The next day the Debate for Peace group joined the Muslim Educational Centre of Oxford for their Friday morning prayers and sermon. That evening they also joined the Oxford Jewish Center for Shabbat dinner.
Of course, the focal point of the trip was the Oxford Global MUN conference. After much preparation and three intense days, the students were rewarded for their efforts, with six of them winning awards: Alon Mor (delegate of Comoros), Forat Nassar and Tal Madar (Nepal), Yafa Nassar (United Kingdom), Eliran Ben Yair (United Arab Emirates), and Aviv Hanuka (Guinea).
Owen Rapaport, the Secretary-General of Oxford Global, told Diplomacy that “Having Debate for Peace attend was a pleasure not only because of their significant contribution to the conference (demonstrated in their awards and the overwhelmingly positive remarks their chairs made about them), but also because we here at Oxford Global believe deeply in the mission of the organization.

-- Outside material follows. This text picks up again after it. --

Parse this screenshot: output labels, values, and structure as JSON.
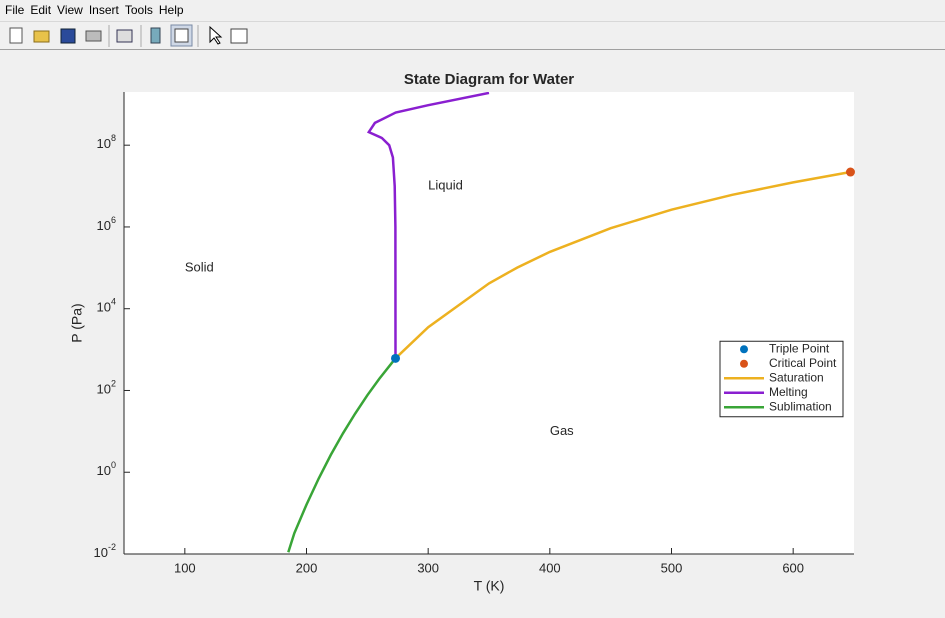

Being a small part of forwarding dialogue through MUN, for Debate for Peace and for others, was truly our greatest achievement over these three days.”
Following the conference, the delegation returned to London, where they stayed with the New North London Synagogue community. They spent a full day at JCOSS, the Jewish community secondary school, presenting and answering questions from the students.

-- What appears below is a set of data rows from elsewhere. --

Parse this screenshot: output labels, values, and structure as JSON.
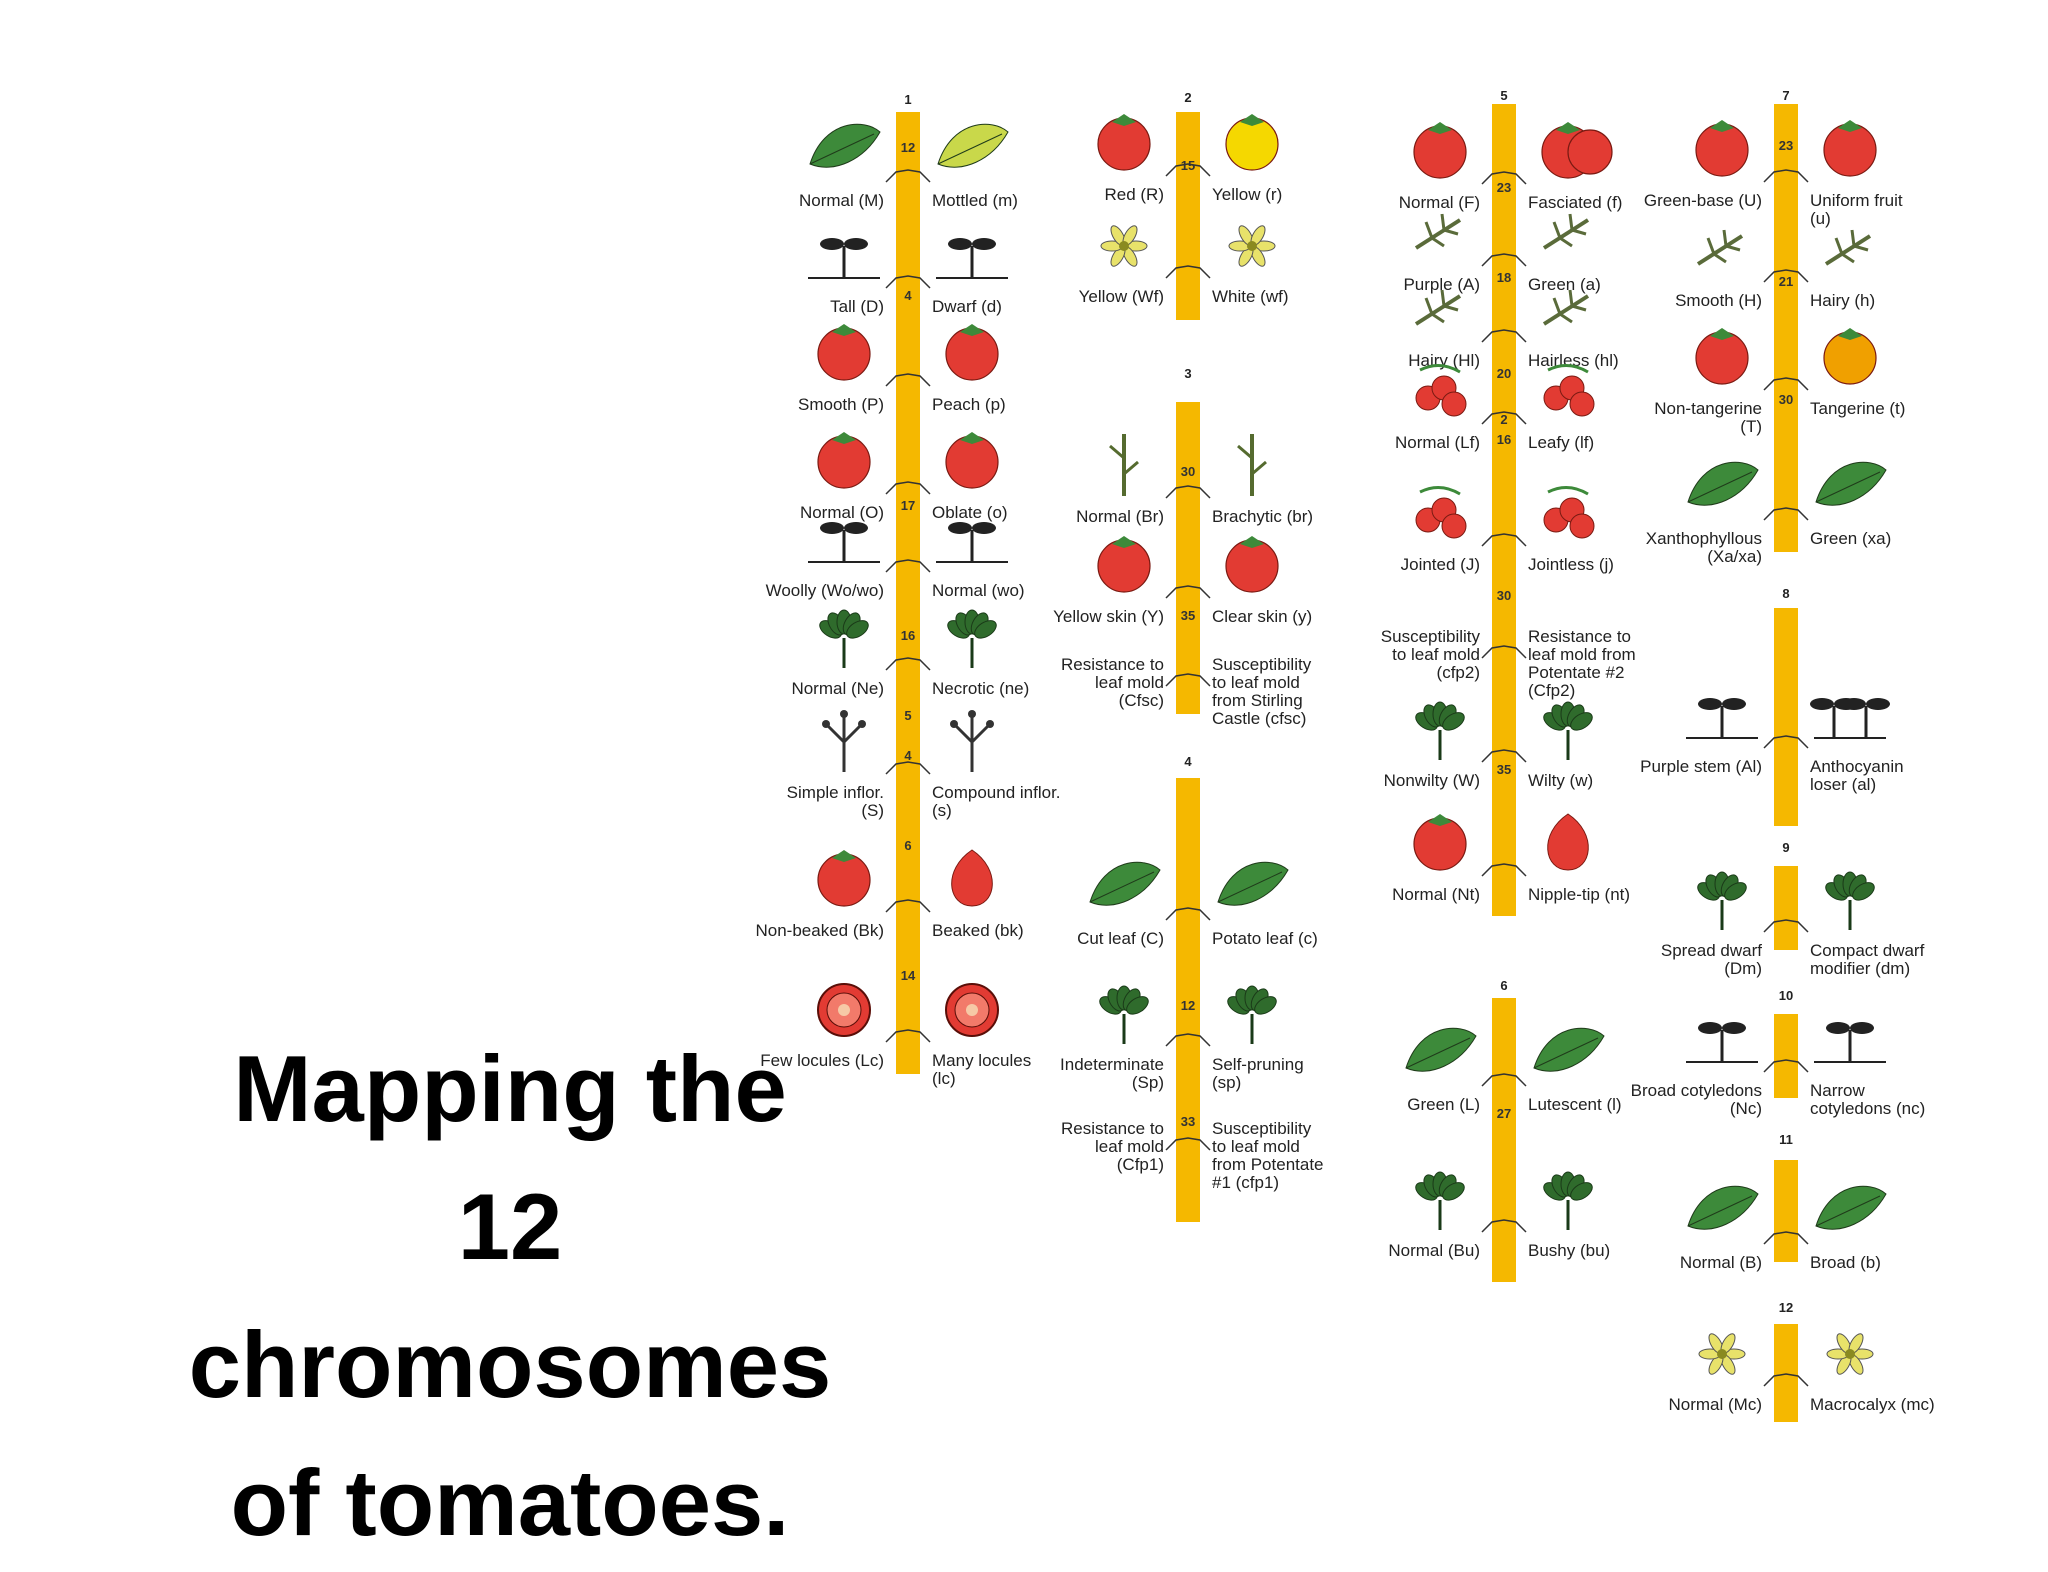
{
  "title": [
    "Mapping the",
    "12",
    "chromosomes",
    "of tomatoes."
  ],
  "colors": {
    "chromosome": "#f5b800",
    "fruit_red": "#e23b33",
    "fruit_yellow": "#f5d800",
    "fruit_orange": "#f0a000",
    "leaf_green": "#3d8a3a",
    "leaf_light": "#c9d84a",
    "purple": "#7a5aa0",
    "text": "#222222"
  },
  "chromosomes": [
    {
      "number": "1",
      "distances": [
        "12",
        "4",
        "17",
        "16",
        "5",
        "4",
        "6",
        "14"
      ],
      "traits": [
        {
          "left": "Normal (M)",
          "right": "Mottled (m)",
          "left_icon": "leaf-icon",
          "right_icon": "mottled-leaf-icon"
        },
        {
          "left": "Tall (D)",
          "right": "Dwarf (d)",
          "left_icon": "seedling-icon",
          "right_icon": "seedling-icon"
        },
        {
          "left": "Smooth (P)",
          "right": "Peach (p)",
          "left_icon": "tomato-icon",
          "right_icon": "tomato-icon"
        },
        {
          "left": "Normal (O)",
          "right": "Oblate (o)",
          "left_icon": "tomato-icon",
          "right_icon": "tomato-icon"
        },
        {
          "left": "Woolly (Wo/wo)",
          "right": "Normal (wo)",
          "left_icon": "woolly-seedling-icon",
          "right_icon": "seedling-icon"
        },
        {
          "left": "Normal (Ne)",
          "right": "Necrotic (ne)",
          "left_icon": "plant-icon",
          "right_icon": "necrotic-plant-icon"
        },
        {
          "left": "Simple inflor. (S)",
          "right": "Compound inflor. (s)",
          "left_icon": "inflorescence-icon",
          "right_icon": "inflorescence-icon"
        },
        {
          "left": "Non-beaked (Bk)",
          "right": "Beaked (bk)",
          "left_icon": "tomato-icon",
          "right_icon": "beaked-tomato-icon"
        },
        {
          "left": "Few locules (Lc)",
          "right": "Many locules (lc)",
          "left_icon": "tomato-section-icon",
          "right_icon": "tomato-section-icon"
        }
      ]
    },
    {
      "number": "2",
      "distances": [
        "15"
      ],
      "traits": [
        {
          "left": "Red (R)",
          "right": "Yellow (r)",
          "left_icon": "tomato-icon",
          "right_icon": "tomato-icon"
        },
        {
          "left": "Yellow (Wf)",
          "right": "White (wf)",
          "left_icon": "flower-icon",
          "right_icon": "flower-icon"
        }
      ]
    },
    {
      "number": "3",
      "distances": [
        "30",
        "35"
      ],
      "traits": [
        {
          "left": "Normal (Br)",
          "right": "Brachytic (br)",
          "left_icon": "stem-icon",
          "right_icon": "stem-icon"
        },
        {
          "left": "Yellow skin (Y)",
          "right": "Clear skin (y)",
          "left_icon": "tomato-icon",
          "right_icon": "tomato-icon"
        },
        {
          "left": "Resistance to leaf mold (Cfsc)",
          "right": "Susceptibility to leaf mold from Stirling Castle (cfsc)"
        }
      ]
    },
    {
      "number": "4",
      "distances": [
        "12",
        "33"
      ],
      "traits": [
        {
          "left": "Cut leaf (C)",
          "right": "Potato leaf (c)",
          "left_icon": "leaf-icon",
          "right_icon": "leaf-icon"
        },
        {
          "left": "Indeterminate (Sp)",
          "right": "Self-pruning (sp)",
          "left_icon": "plant-icon",
          "right_icon": "plant-icon"
        },
        {
          "left": "Resistance to leaf mold (Cfp1)",
          "right": "Susceptibility to leaf mold from Potentate #1 (cfp1)"
        }
      ]
    },
    {
      "number": "5",
      "distances": [
        "23",
        "18",
        "20",
        "2",
        "16",
        "30",
        "35"
      ],
      "traits": [
        {
          "left": "Normal (F)",
          "right": "Fasciated (f)",
          "left_icon": "tomato-icon",
          "right_icon": "fasciated-tomato-icon"
        },
        {
          "left": "Purple (A)",
          "right": "Green (a)",
          "left_icon": "sprig-icon",
          "right_icon": "sprig-icon"
        },
        {
          "left": "Hairy (Hl)",
          "right": "Hairless (hl)",
          "left_icon": "sprig-icon",
          "right_icon": "sprig-icon"
        },
        {
          "left": "Normal (Lf)",
          "right": "Leafy (lf)",
          "left_icon": "fruit-cluster-icon",
          "right_icon": "fruit-cluster-icon"
        },
        {
          "left": "Jointed (J)",
          "right": "Jointless (j)",
          "left_icon": "fruit-cluster-icon",
          "right_icon": "fruit-cluster-icon"
        },
        {
          "left": "Susceptibility to leaf mold (cfp2)",
          "right": "Resistance to leaf mold from Potentate #2 (Cfp2)"
        },
        {
          "left": "Nonwilty (W)",
          "right": "Wilty (w)",
          "left_icon": "plant-icon",
          "right_icon": "wilty-plant-icon"
        },
        {
          "left": "Normal (Nt)",
          "right": "Nipple-tip (nt)",
          "left_icon": "tomato-icon",
          "right_icon": "nipple-tip-tomato-icon"
        }
      ]
    },
    {
      "number": "6",
      "distances": [
        "27"
      ],
      "traits": [
        {
          "left": "Green (L)",
          "right": "Lutescent (l)",
          "left_icon": "leaf-icon",
          "right_icon": "leaf-icon"
        },
        {
          "left": "Normal (Bu)",
          "right": "Bushy (bu)",
          "left_icon": "plant-icon",
          "right_icon": "bushy-plant-icon"
        }
      ]
    },
    {
      "number": "7",
      "distances": [
        "23",
        "21",
        "30"
      ],
      "traits": [
        {
          "left": "Green-base (U)",
          "right": "Uniform fruit (u)",
          "left_icon": "tomato-icon",
          "right_icon": "tomato-icon"
        },
        {
          "left": "Smooth (H)",
          "right": "Hairy (h)",
          "left_icon": "sprig-icon",
          "right_icon": "sprig-icon"
        },
        {
          "left": "Non-tangerine (T)",
          "right": "Tangerine (t)",
          "left_icon": "tomato-icon",
          "right_icon": "tomato-icon"
        },
        {
          "left": "Xanthophyllous (Xa/xa)",
          "right": "Green (xa)",
          "left_icon": "leaf-icon",
          "right_icon": "leaf-icon"
        }
      ]
    },
    {
      "number": "8",
      "distances": [],
      "traits": [
        {
          "left": "Purple stem (Al)",
          "right": "Anthocyanin loser (al)",
          "left_icon": "seedling-icon",
          "right_icon": "seedling-pair-icon"
        }
      ]
    },
    {
      "number": "9",
      "distances": [],
      "traits": [
        {
          "left": "Spread dwarf (Dm)",
          "right": "Compact dwarf modifier (dm)",
          "left_icon": "plant-icon",
          "right_icon": "plant-icon"
        }
      ]
    },
    {
      "number": "10",
      "distances": [],
      "traits": [
        {
          "left": "Broad cotyledons (Nc)",
          "right": "Narrow cotyledons (nc)",
          "left_icon": "seedling-icon",
          "right_icon": "seedling-icon"
        }
      ]
    },
    {
      "number": "11",
      "distances": [],
      "traits": [
        {
          "left": "Normal (B)",
          "right": "Broad (b)",
          "left_icon": "leaf-icon",
          "right_icon": "leaf-icon"
        }
      ]
    },
    {
      "number": "12",
      "distances": [],
      "traits": [
        {
          "left": "Normal (Mc)",
          "right": "Macrocalyx (mc)",
          "left_icon": "flower-icon",
          "right_icon": "flower-icon"
        }
      ]
    }
  ]
}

In London, the delegation also met with several more NGOs and think-tanks, including Conciliation Resources and the Behavioral Insights team. Later they visited the Parliament and observed some of the debates there. At their final event, the Debate for Peace students was hosted by the New North London Synagogue for a program with local Jewish youth.
Niki Jackson, Director of Education at the synagogue, told Diplomacy: “It was a joy to watch our teens grapple with difficult subjects about identity and Israel in a constructive way. It challenged a lot of their pre-conceptions and provided a fantastic forum for discussion and debate. There was a wonderful vibe in the Shul that night as they chatted, debated and sometimes disagreed but all within a safe and supportive framework.“
Hettie, a teen member of the synagogue who helped host students from the delegation, added that “Meeting the Israeli and Palestinian teenagers was really interesting and enjoyable. I learnt new things about their lives and their own political opinions. It was an experience that I am so pleased to have been a part of and the things I learnt will stay with me forever.”
Debate for Peace is part of the Interfaith Encounter Association and supported by the US Embassy.